Быть атаманом он наказал сам себе. Никто его не выбирал, никто даже не знал его толком. Насенычев был из местных, но долго отсутствовал, вернулся жить в родительский дом только с началом горбачевской перестройки. Злые языки даже болтали, что он где-то сидел по мокрому делу, потому и не возвращался. Подозрительный мужичок, мололи упомянутые языки, чужой насквозь, хоть и из местных…
Насенычев на все разговоры – ноль внимания и лопату презрения.

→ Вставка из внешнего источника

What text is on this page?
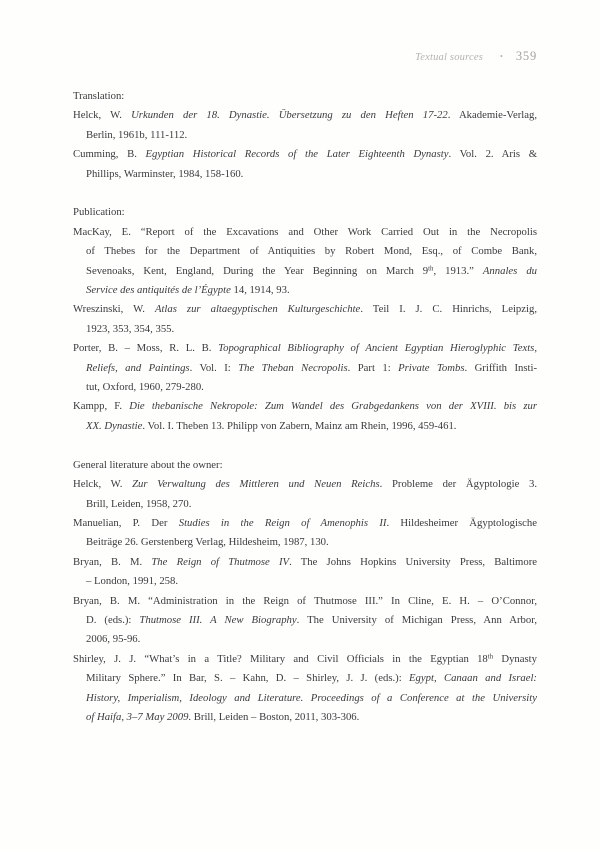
Textual sources • 359
Translation:
Helck, W. Urkunden der 18. Dynastie. Übersetzung zu den Heften 17-22. Akademie-Verlag,
Berlin, 1961b, 111-112.
Cumming, B. Egyptian Historical Records of the Later Eighteenth Dynasty. Vol. 2. Aris &
Phillips, Warminster, 1984, 158-160.
Publication:
MacKay, E. “Report of the Excavations and Other Work Carried Out in the Necropolis
of Thebes for the Department of Antiquities by Robert Mond, Esq., of Combe Bank,
Sevenoaks, Kent, England, During the Year Beginning on March 9th, 1913.” Annales du
Service des antiquités de l’Égypte 14, 1914, 93.
Wreszinski, W. Atlas zur altaegyptischen Kulturgeschichte. Teil I. J. C. Hinrichs, Leipzig,
1923, 353, 354, 355.
Porter, B. – Moss, R. L. B. Topographical Bibliography of Ancient Egyptian Hieroglyphic Texts,
Reliefs, and Paintings. Vol. I: The Theban Necropolis. Part 1: Private Tombs. Griffith Insti-
tut, Oxford, 1960, 279-280.
Kampp, F. Die thebanische Nekropole: Zum Wandel des Grabgedankens von der XVIII. bis zur
XX. Dynastie. Vol. I. Theben 13. Philipp von Zabern, Mainz am Rhein, 1996, 459-461.
General literature about the owner:
Helck, W. Zur Verwaltung des Mittleren und Neuen Reichs. Probleme der Ägyptologie 3.
Brill, Leiden, 1958, 270.
Manuelian, P. Der Studies in the Reign of Amenophis II. Hildesheimer Ägyptologische
Beiträge 26. Gerstenberg Verlag, Hildesheim, 1987, 130.
Bryan, B. M. The Reign of Thutmose IV. The Johns Hopkins University Press, Baltimore
– London, 1991, 258.
Bryan, B. M. “Administration in the Reign of Thutmose III.” In Cline, E. H. – O’Connor,
D. (eds.): Thutmose III. A New Biography. The University of Michigan Press, Ann Arbor,
2006, 95-96.
Shirley, J. J. “What’s in a Title? Military and Civil Officials in the Egyptian 18th Dynasty
Military Sphere.” In Bar, S. – Kahn, D. – Shirley, J. J. (eds.): Egypt, Canaan and Israel:
History, Imperialism, Ideology and Literature. Proceedings of a Conference at the University
of Haifa, 3–7 May 2009. Brill, Leiden – Boston, 2011, 303-306.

Для начала он собственноручно пошил себе казачью форму старорежимного образца, на которую нацепил современные погоны старшего прапорщика, орден «Красной Звезды» и медаль «За отвагу». Оказалось, нигде он не сидел, а служил в армии на сверхсрочной. Причем три года – в Афганистане, где и получил боевые награды. Вообще, мужик оказался разумный и бравый, как дедова шашка, забытая на чердаке. Мог рассказать причудливую бывальщину и толково, обстоятельно убедить в своей правоте. Однако его долго не воспринимали всерьез. Мол, играет, конечно, «спектаклю крутит», толкуя о казацких традициях и общинном самоуправлении. Ну и пусть играет, чем бы дитя ни тешилось, лишь бы не мылом и веревкой…

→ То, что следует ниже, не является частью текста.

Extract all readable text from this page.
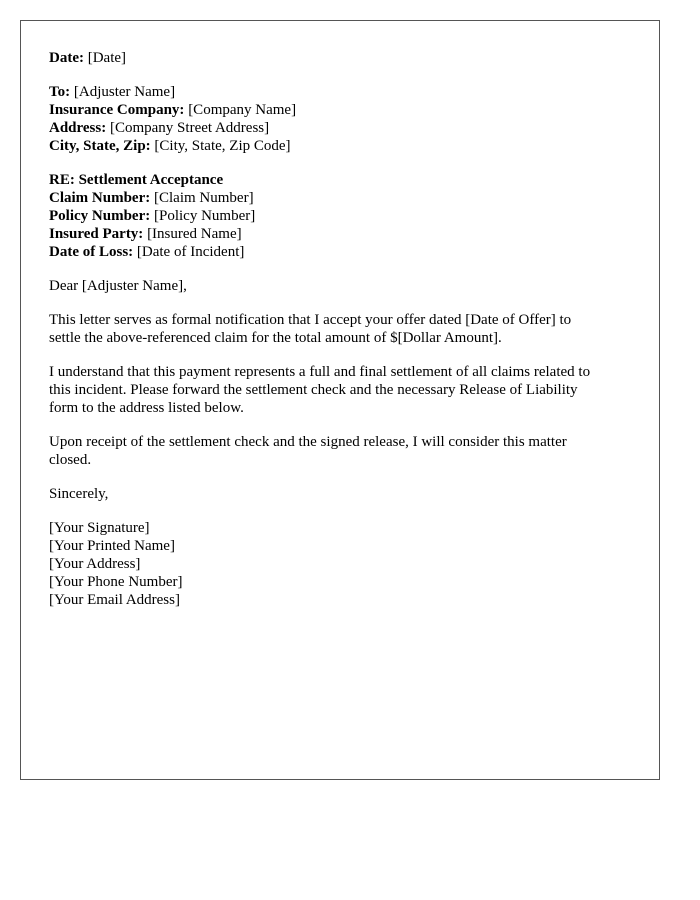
Date: [Date]
To: [Adjuster Name]
Insurance Company: [Company Name]
Address: [Company Street Address]
City, State, Zip: [City, State, Zip Code]
RE: Settlement Acceptance
Claim Number: [Claim Number]
Policy Number: [Policy Number]
Insured Party: [Insured Name]
Date of Loss: [Date of Incident]

Dear [Adjuster Name],

This letter serves as formal notification that I accept your offer dated [Date of Offer] to
settle the above-referenced claim for the total amount of $[Dollar Amount].

I understand that this payment represents a full and final settlement of all claims related to
this incident. Please forward the settlement check and the necessary Release of Liability
form to the address listed below.

Upon receipt of the settlement check and the signed release, I will consider this matter
closed.

Sincerely,

[Your Signature]
[Your Printed Name]
[Your Address]
[Your Phone Number]
[Your Email Address]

Постепенно злые языки примолкли. Насенычев гнул свою линию твердо. Для начала собрал возле себя молодых парней в казацкую дружину, тоже одел всех в форму, начал устраивать военные игрища и одновременно пресекать безделье и пьянки дружинников публичными порками. Самое удивительное, что буйная молодежь, управы на которую не было и не предвиделось, начала и слушаться, и терпеть, и даже подчиняться вполне охотно. Играют, да! Так ведь не в папу-маму-голопузика, не в налей-выпей – хорошими ведь играми забавляются, соглашались старшие.
Постепенно старший прапорщик набирал все больший авторитет. Люди постарше тоже включались в его игру. Чем плохо-то? – рассуждали все. Насенычев, кубыть, дело гутарит, а главное – делает по уму-разуму. Он же не сам по себе, а с народом. Сходы общестаничные устраивает, на майдане, честь честью, все общество выслушает, стариков седобородых рассудить попросит, а только опосля приговаривает. И то сказать – в станицах порядок появился, мужики вспомнили, что они кормильцы и воины, пьяными, как раньше, среди дня не лытают, за это розги.

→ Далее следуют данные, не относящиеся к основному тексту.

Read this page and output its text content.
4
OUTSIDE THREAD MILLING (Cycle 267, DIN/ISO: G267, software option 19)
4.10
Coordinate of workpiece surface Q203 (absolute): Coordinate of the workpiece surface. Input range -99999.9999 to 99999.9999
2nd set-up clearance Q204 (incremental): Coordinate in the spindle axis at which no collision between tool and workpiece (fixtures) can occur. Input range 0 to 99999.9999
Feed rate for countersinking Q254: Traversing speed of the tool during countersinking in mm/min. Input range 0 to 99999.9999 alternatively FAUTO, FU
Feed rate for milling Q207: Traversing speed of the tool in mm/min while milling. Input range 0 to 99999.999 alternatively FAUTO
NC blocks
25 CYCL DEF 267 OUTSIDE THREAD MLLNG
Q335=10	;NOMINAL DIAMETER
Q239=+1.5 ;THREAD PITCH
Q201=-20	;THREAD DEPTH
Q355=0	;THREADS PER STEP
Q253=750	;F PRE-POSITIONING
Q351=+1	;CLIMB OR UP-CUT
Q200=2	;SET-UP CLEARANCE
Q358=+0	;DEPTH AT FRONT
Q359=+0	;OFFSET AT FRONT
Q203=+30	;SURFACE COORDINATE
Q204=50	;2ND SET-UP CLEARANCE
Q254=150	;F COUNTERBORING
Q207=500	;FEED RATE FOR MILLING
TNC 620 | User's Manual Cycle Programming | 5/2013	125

А нашему мужику – только от водки отстать! Уж он тогда от нечего делать за хозяйство возьмется, рассуждали станичники, да еще как возьмется… Опять же эти, из подземелья, войной грозят, Насенычев зря предупреждать не станет. Тут не до баловства, когда война на пороге, тут надо и себя держать и границу, прав атаман. На выборах, которые тот все-таки устроил через некоторое время, Насенычев уже заслуженно получил атаманскую булаву с общим поклоном.
Да, порядок у казаков удивил Сашу. Откровенно удивил.
Конечно, военный уклад – это просто, понятно, каждый знает свое место в строю и порядковый номер при поголовном расчете, думал он потом. А с другой стороны, может, Насенычев действительно прав со своим раз-два-равняйсь… Только так и можно в стране, где деспотия всегда являлась не формой правления, а исходом от собственной безалаберности за широкую спину хозяина и благодетеля…
Глава 7
Остальных пассажиров Саша и Ирка нашли на постое в общественной избе. Так назывался огромный дом, выходящий окнами на широкую травяную площадь для общестаничных сходов. Пассажиры расположились вполне прилично, лучше, чем в иных гостиницах. Дощатая перегородка разделяла избу на женскую и мужские половины. Внутри было чисто, просторно, большая русская печь украшена изразцами, резные деревянные кровати застелены свежим бельем. Все лучше, чем сидеть на озерном берегу, коптиться у дымного костра и любоваться на обескрыленный вертолет, согласился Саша.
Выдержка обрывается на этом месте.